A scathing report from a watchdog highlights that the costs for the flagship 10-platformed station are set to exceed the budget of £2.6 billion, reaching a staggering £4.8 billion, with ministers having no understanding of the impact on the local community.
Earlier this year, construction on the troubled line was halted after The Sun exposed the chaos surrounding the project. The future of the Euston hub remains uncertain as ministers continue to clash with the Treasury over funding.
The project is experiencing soaring inflation, resulting in substantial increases of up to 40 percent in the cost of raw materials for the high-speed train venture.
The report from the watchdog demands an urgent reassessment of the station’s designs and expectations in light of the allocated budget. Additionally, the Treasury must outline how it plans to manage the escalating inflation affecting the station’s costs.

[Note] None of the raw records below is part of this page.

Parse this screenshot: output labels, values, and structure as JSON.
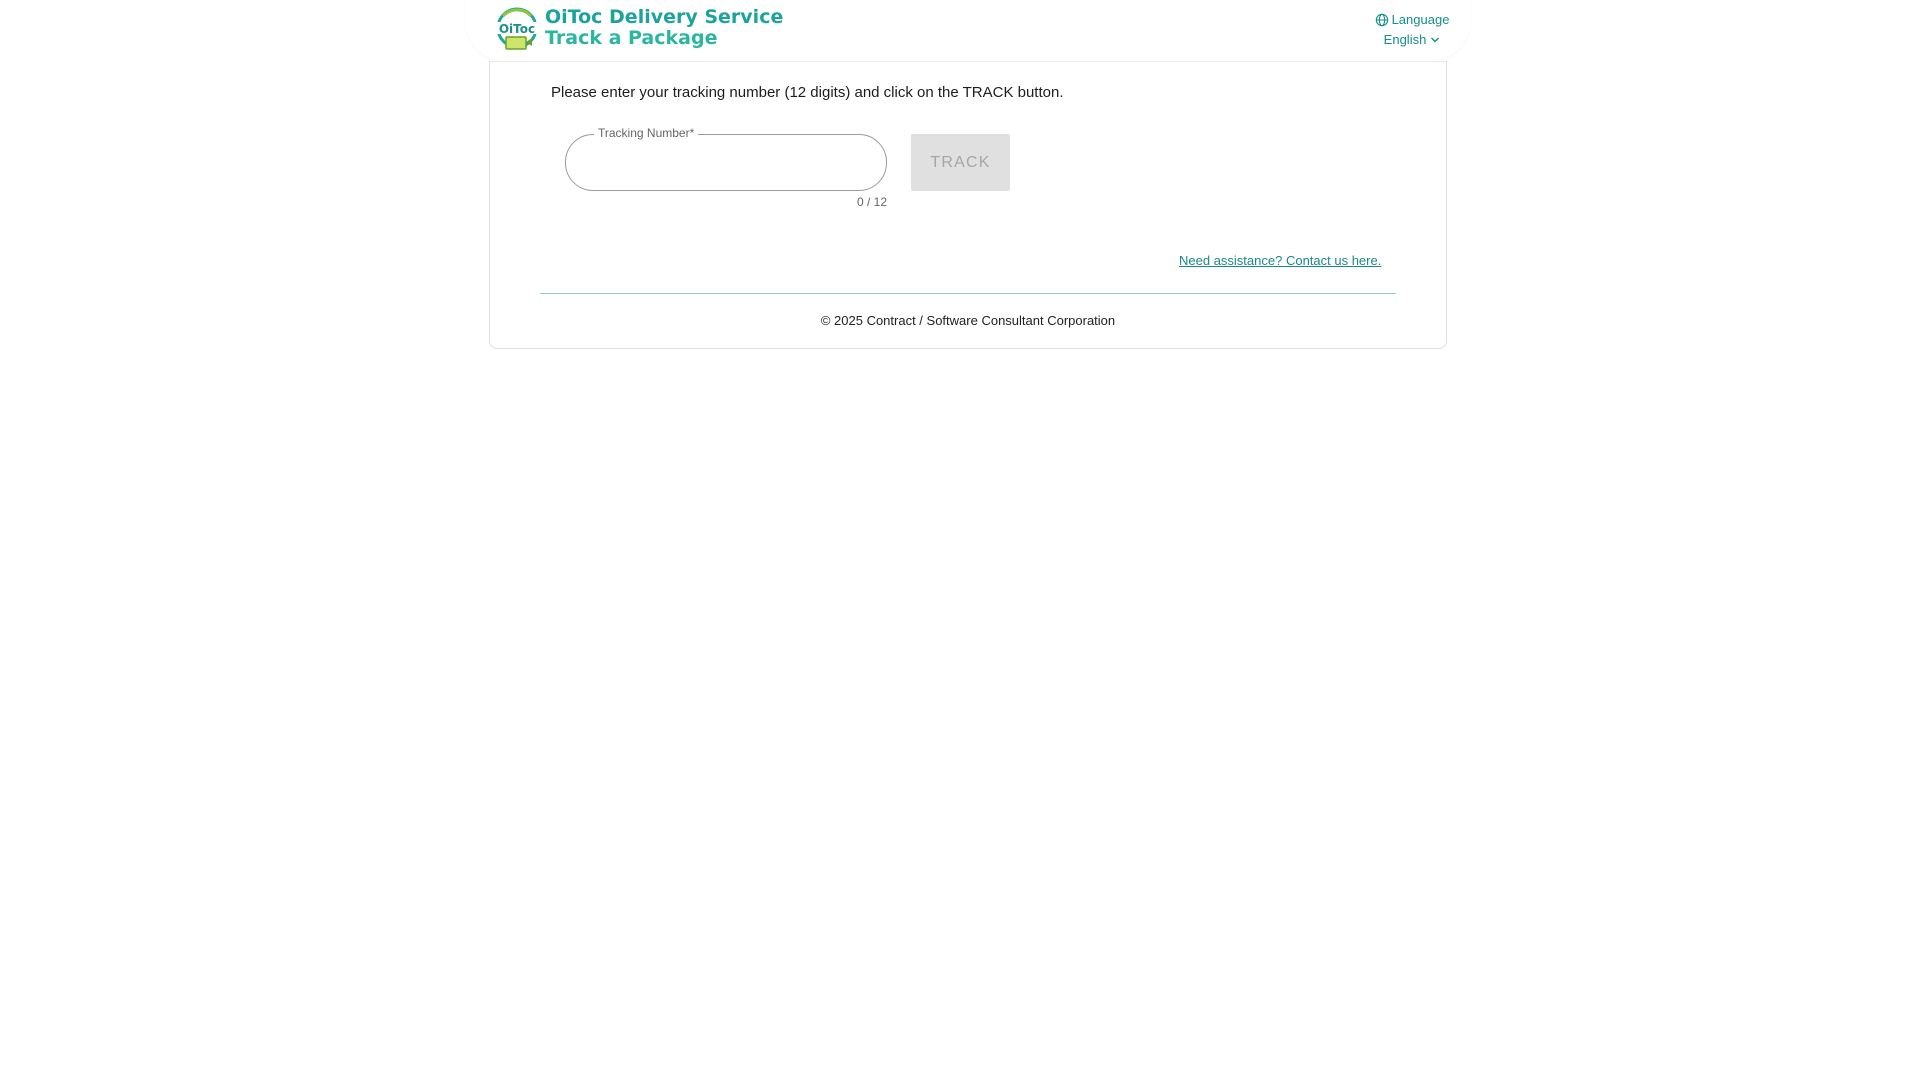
{
  "header": {
    "brand_line1": "OiToc Delivery Service",
    "brand_line2": "Track a Package",
    "logo_icon": "oitoc-logo-icon",
    "language_label": "Language",
    "language_value": "English",
    "globe_icon": "globe-icon",
    "chevron_icon": "chevron-down-icon"
  },
  "main": {
    "instruction": "Please enter your tracking number (12 digits) and click on the TRACK button.",
    "tracking_field": {
      "label": "Tracking Number*",
      "value": "",
      "counter": "0 / 12"
    },
    "track_button": "TRACK",
    "help_link": "Need assistance? Contact us here."
  },
  "footer": {
    "copyright": "© 2025 Contract / Software Consultant Corporation"
  },
  "colors": {
    "brand": "#1ba39c",
    "link": "#1a8a85",
    "button_disabled_bg": "#e0e0e0",
    "button_disabled_text": "#a6a6a6",
    "divider": "#8fc9c6"
  }
}
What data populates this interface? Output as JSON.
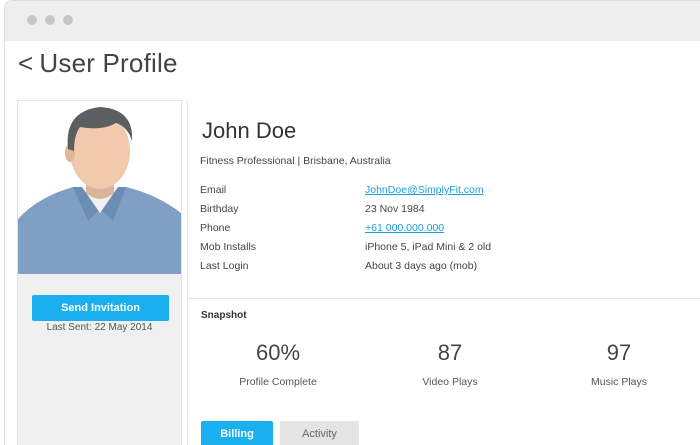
{
  "page": {
    "title": "User Profile"
  },
  "profile": {
    "name": "John Doe",
    "headline": "Fitness Professional | Brisbane, Australia",
    "details": [
      {
        "label": "Email",
        "value": "JohnDoe@SimplyFit.com"
      },
      {
        "label": "Birthday",
        "value": "23 Nov 1984"
      },
      {
        "label": "Phone",
        "value": "+61 000.000.000"
      },
      {
        "label": "Mob Installs",
        "value": "iPhone 5, iPad Mini & 2 old"
      },
      {
        "label": "Last Login",
        "value": "About 3 days ago (mob)"
      }
    ]
  },
  "sidebar": {
    "send_invitation_label": "Send Invitation",
    "last_sent_label": "Last Sent:",
    "last_sent_date": "22 May 2014"
  },
  "snapshot": {
    "title": "Snapshot",
    "stats": [
      {
        "value": "60%",
        "label": "Profile Complete"
      },
      {
        "value": "87",
        "label": "Video Plays"
      },
      {
        "value": "97",
        "label": "Music Plays"
      }
    ]
  },
  "tabs": [
    {
      "label": "Billing",
      "active": true
    },
    {
      "label": "Activity",
      "active": false
    }
  ],
  "colors": {
    "accent": "#1ab0ef",
    "link": "#1a9ee0",
    "panel_bg": "#f0f0f0",
    "titlebar_bg": "#eeeeee"
  },
  "icons": {
    "back": "chevron-left-icon",
    "window_controls": [
      "window-dot-icon",
      "window-dot-icon",
      "window-dot-icon"
    ]
  }
}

Dame Meg Hillier MP, Chair of the Committee, commented, “The HS2 Euston project is floundering. This multi-billion-pound scheme, which has already caused significant disruption to the local community, has been put on hold.
The pause, ostensibly to save money, comes with its own costs, including the need to mothball the project and potentially compensate affected businesses for lost work. The government must now clarify its objectives for this new station and how it will benefit the public.
Our report reveals that an overly optimistic budget was set for HS2 Euston in 2020, expecting subsequent revisions. The government must demonstrate that it is not repeating the same mistakes of unrealistic cost estimations. HS2 Euston has highlighted that forging ahead without clear direction is unequivocally the wrong approach.”
A spokesperson from the Department for Transport (DfT) responded, stating, “We remain committed to delivering HS2 from Euston to Manchester in the most cost-effective manner for taxpayers.
Earlier this year, we made the decision to rephase the construction of Euston to ensure fiscal balance and develop an affordable design for the station. The National Audit Office recently acknowledged that this decision provides an opportunity to establish a more stable foundation for the station’s design.
We continue to work diligently to deliver the transformative benefits of HS2, connecting our major cities, creating numerous jobs, and stimulating economic growth. We take note of the recommendations outlined in the Committee’s report and will respond to them in due course.”